Os que não venceram na projeção existencial,
identificando-se com as etapas da existência, apegando-se às formas perecíveis
da rotina vivencial, sem descobrir o sentido da descoberta filosófica de que a
existência é subjetividade pura, permanecem prisioneiros de si mesmos,
amarrados a ídeo-cristalizações do passado, apegados às hipóstases terrenas e
às aparências de uma velhice estacionária e por isso mesmo irreal, que só neles
existe.
Os velhos são geralmente acusados de retrocesso ao
egocentrismo infantil. Engolfam-se em suas recordações e só amam a si mesmos. A
velhice não deforma o espírito, apenas o liberta. O egoísta se engolfa no
egoísmo que cultivou na existência. O espírito aberto e generoso continua a ser
o que era. Mas o desencanto do mundo e da vida, a superação das ilusões tornam
geralmente os velhos mais introspectivos, desligados de uma realidade exterior
que para eles não tem mais nenhum segredo. Mas o amor permanece em seus
corações como a chama solitária do Templo de Vesta, sempre alimentada pelas
vestais das lembranças e das experiências adquiridas. A chama tranqüila, acesa
na penumbra do templo, não tem os lampejos de outrora, mas não se apaga. É o
fogo de coivara das queimadas sertanejas, que dorme nas brasas entre as cinzas
e pode reavivar ao sopro dos ventos. Basta o desencadear de acontecimentos
inesperados, com lufadas que atinjam a sua sensibilidade, para que o amor dos
velhos se erga novamente em labaredas de abnegação e sacrifício. É o que se vê
nos grandes momentos históricos e até mesmo no âmbito de instituições privadas,
quando velhos lutadores retornam à liça para defender os seus antigos
ideais.Nas lutas da última conflagração mundial, quando a loucura nazi-facista
empolgou multidões alucinadas, vimos os velhos lutadores do passado,
encastelados em suas posições definitivas ou até mesmo em seu repouso,
levantarem-se como barreiras ante a ameaça dos bárbaros. Churchill voltou, com
seu charuto à boca, a erguer o V da vitória aparentemente impossível sobre as
ruínas de Londres. Roosevelt deixou as comodidades de Washington para agir como
um jovem guerreiro em defesa dos ideais democráticos. Stalin saiu de sua toca
de urso para deter nas estepes geladas o avanço das tropas nazistas. Mas um
velho egoísta não titubeou, após a morte de Roosevelt, em ordenar o genocídio
atômico de Nagazaki e Hiroshima, porque em seu coração o amor pela humanidade
jamais conseguira lampejar. Na França, Petain, o velho herói do Marne, aturdido
com o esmagamento impiedoso da pátria, expôs-se à vergonha de Vichy para
poupar, à custa de sua própria desonra, a população indefesa.
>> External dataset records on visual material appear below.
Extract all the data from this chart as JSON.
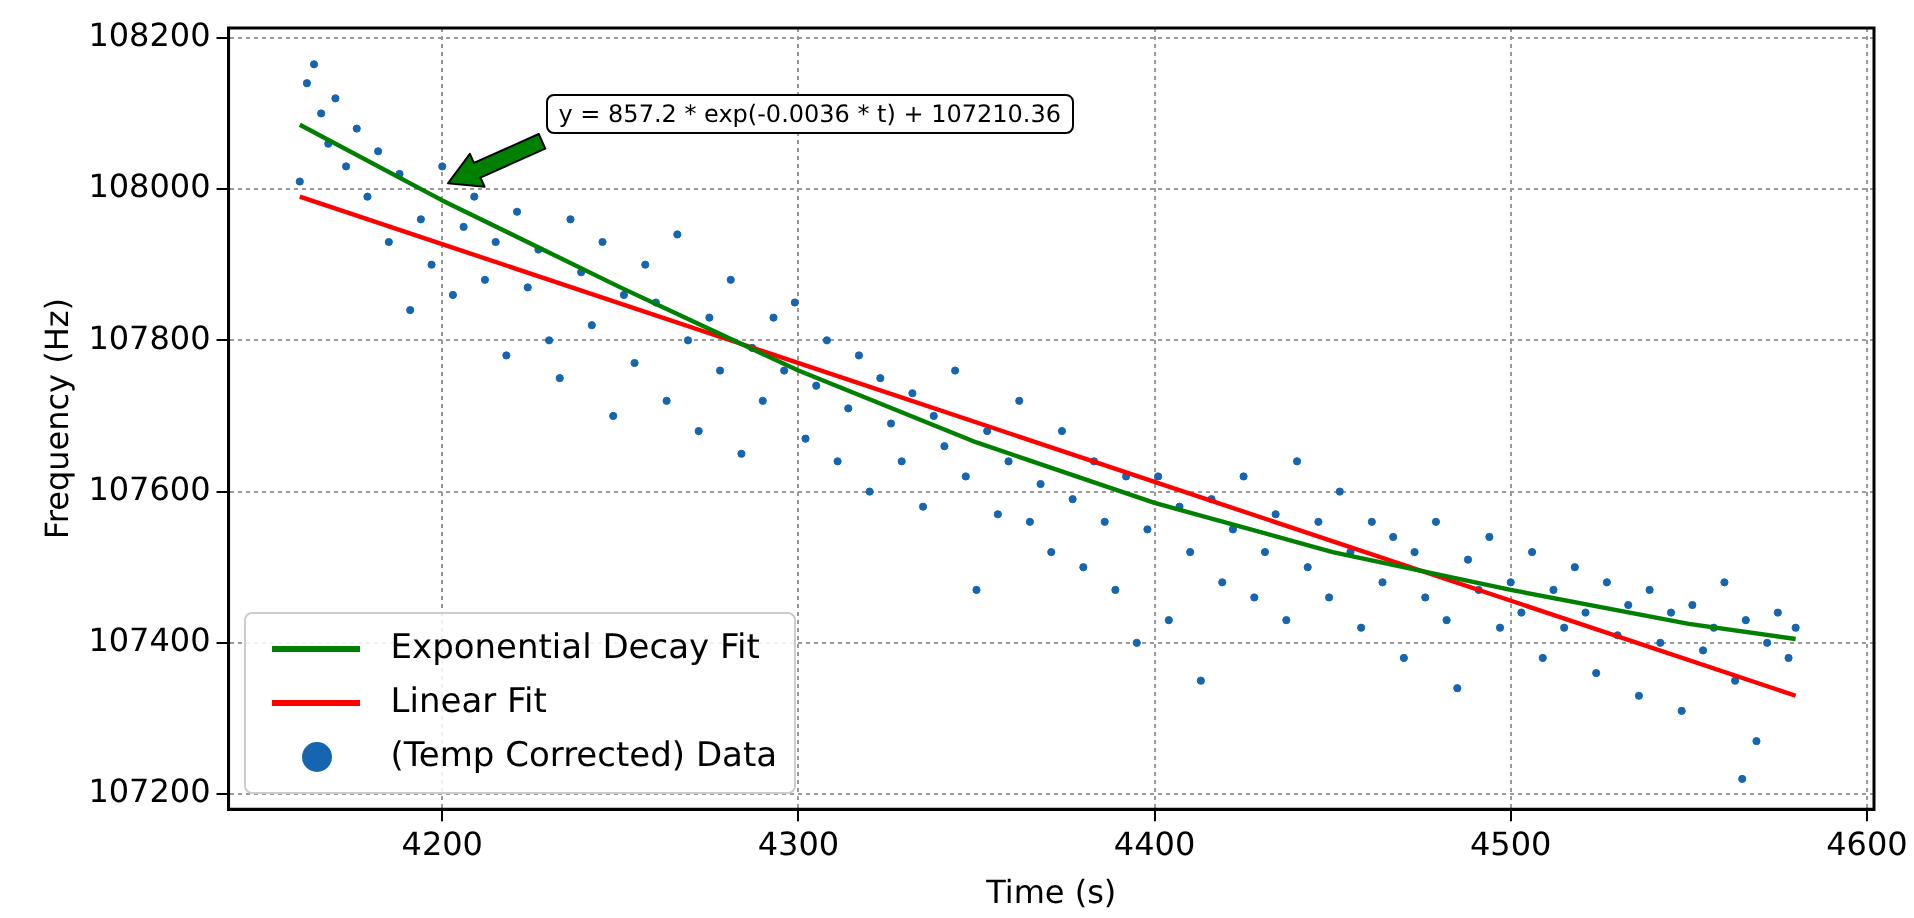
{
  "chart_data": {
    "type": "scatter",
    "xlabel": "Time (s)",
    "ylabel": "Frequency (Hz)",
    "xlim": [
      4140,
      4602
    ],
    "xticks": [
      4200,
      4300,
      4400,
      4500,
      4600
    ],
    "ylim": [
      107180,
      108213
    ],
    "yticks": [
      107200,
      107400,
      107600,
      107800,
      108000,
      108200
    ],
    "grid": true,
    "legend": "bottom left",
    "annotations": [
      "y = 857.2 * exp(-0.0036 * t) + 107210.36"
    ],
    "series": [
      {
        "name": "Exponential Decay Fit",
        "type": "line",
        "color": "#008000",
        "marker": "none",
        "x": [
          4160,
          4200,
          4250,
          4300,
          4350,
          4400,
          4450,
          4500,
          4550,
          4580
        ],
        "values": [
          108085,
          107985,
          107870,
          107760,
          107665,
          107585,
          107520,
          107470,
          107425,
          107405
        ]
      },
      {
        "name": "Linear Fit",
        "type": "line",
        "color": "#ff0000",
        "marker": "none",
        "x": [
          4160,
          4580
        ],
        "values": [
          107990,
          107330
        ]
      },
      {
        "name": "(Temp Corrected) Data",
        "type": "scatter",
        "color": "#1565b0",
        "marker": "circle",
        "x": [
          4160,
          4162,
          4164,
          4166,
          4168,
          4170,
          4173,
          4176,
          4179,
          4182,
          4185,
          4188,
          4191,
          4194,
          4197,
          4200,
          4203,
          4206,
          4209,
          4212,
          4215,
          4218,
          4221,
          4224,
          4227,
          4230,
          4233,
          4236,
          4239,
          4242,
          4245,
          4248,
          4251,
          4254,
          4257,
          4260,
          4263,
          4266,
          4269,
          4272,
          4275,
          4278,
          4281,
          4284,
          4287,
          4290,
          4293,
          4296,
          4299,
          4302,
          4305,
          4308,
          4311,
          4314,
          4317,
          4320,
          4323,
          4326,
          4329,
          4332,
          4335,
          4338,
          4341,
          4344,
          4347,
          4350,
          4353,
          4356,
          4359,
          4362,
          4365,
          4368,
          4371,
          4374,
          4377,
          4380,
          4383,
          4386,
          4389,
          4392,
          4395,
          4398,
          4401,
          4404,
          4407,
          4410,
          4413,
          4416,
          4419,
          4422,
          4425,
          4428,
          4431,
          4434,
          4437,
          4440,
          4443,
          4446,
          4449,
          4452,
          4455,
          4458,
          4461,
          4464,
          4467,
          4470,
          4473,
          4476,
          4479,
          4482,
          4485,
          4488,
          4491,
          4494,
          4497,
          4500,
          4503,
          4506,
          4509,
          4512,
          4515,
          4518,
          4521,
          4524,
          4527,
          4530,
          4533,
          4536,
          4539,
          4542,
          4545,
          4548,
          4551,
          4554,
          4557,
          4560,
          4563,
          4566,
          4569,
          4572,
          4575,
          4578,
          4580,
          4565
        ],
        "values": [
          108010,
          108140,
          108165,
          108100,
          108060,
          108120,
          108030,
          108080,
          107990,
          108050,
          107930,
          108020,
          107840,
          107960,
          107900,
          108030,
          107860,
          107950,
          107990,
          107880,
          107930,
          107780,
          107970,
          107870,
          107920,
          107800,
          107750,
          107960,
          107890,
          107820,
          107930,
          107700,
          107860,
          107770,
          107900,
          107850,
          107720,
          107940,
          107800,
          107680,
          107830,
          107760,
          107880,
          107650,
          107790,
          107720,
          107830,
          107760,
          107850,
          107670,
          107740,
          107800,
          107640,
          107710,
          107780,
          107600,
          107750,
          107690,
          107640,
          107730,
          107580,
          107700,
          107660,
          107760,
          107620,
          107470,
          107680,
          107570,
          107640,
          107720,
          107560,
          107610,
          107520,
          107680,
          107590,
          107500,
          107640,
          107560,
          107470,
          107620,
          107400,
          107550,
          107620,
          107430,
          107580,
          107520,
          107350,
          107590,
          107480,
          107550,
          107620,
          107460,
          107520,
          107570,
          107430,
          107640,
          107500,
          107560,
          107460,
          107600,
          107520,
          107420,
          107560,
          107480,
          107540,
          107380,
          107520,
          107460,
          107560,
          107430,
          107340,
          107510,
          107470,
          107540,
          107420,
          107480,
          107440,
          107520,
          107380,
          107470,
          107420,
          107500,
          107440,
          107360,
          107480,
          107410,
          107450,
          107330,
          107470,
          107400,
          107440,
          107310,
          107450,
          107390,
          107420,
          107480,
          107350,
          107430,
          107270,
          107400,
          107440,
          107380,
          107420,
          107220
        ]
      }
    ]
  }
}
Esses exemplos históricos, e tantos outros que se
perderam no anonimato das terras martirizadas, dos povos esmagados pela
catástrofe, mostram que no coração dos velhos a chama do amor continua acesa
enquanto as condições físicas do cérebro permitirem a atividade espiritual da
mente.
Naqueles em que o amor se elevou aos planos do
altruísmo, os desejos individuais, dirigidos pelas forças genéticas, apagam-se
para dar mais brilho aos anseios de sublimação. Os prazeres sensoriais perdem o
seu encanto e são substituídos pelas aspirações do futuro, entrevistas na
paranormalidade das percepções extra-sensoriais. O ser do corpo emudece ante o
contínuo e secreto murmurar do ser espiritual. É graças a isso que a aparência
juvenil de certos velhos não corresponde à realidade de sua inevitável
decadência orgânica. A chama do amor sustenta o corpo envelhecido.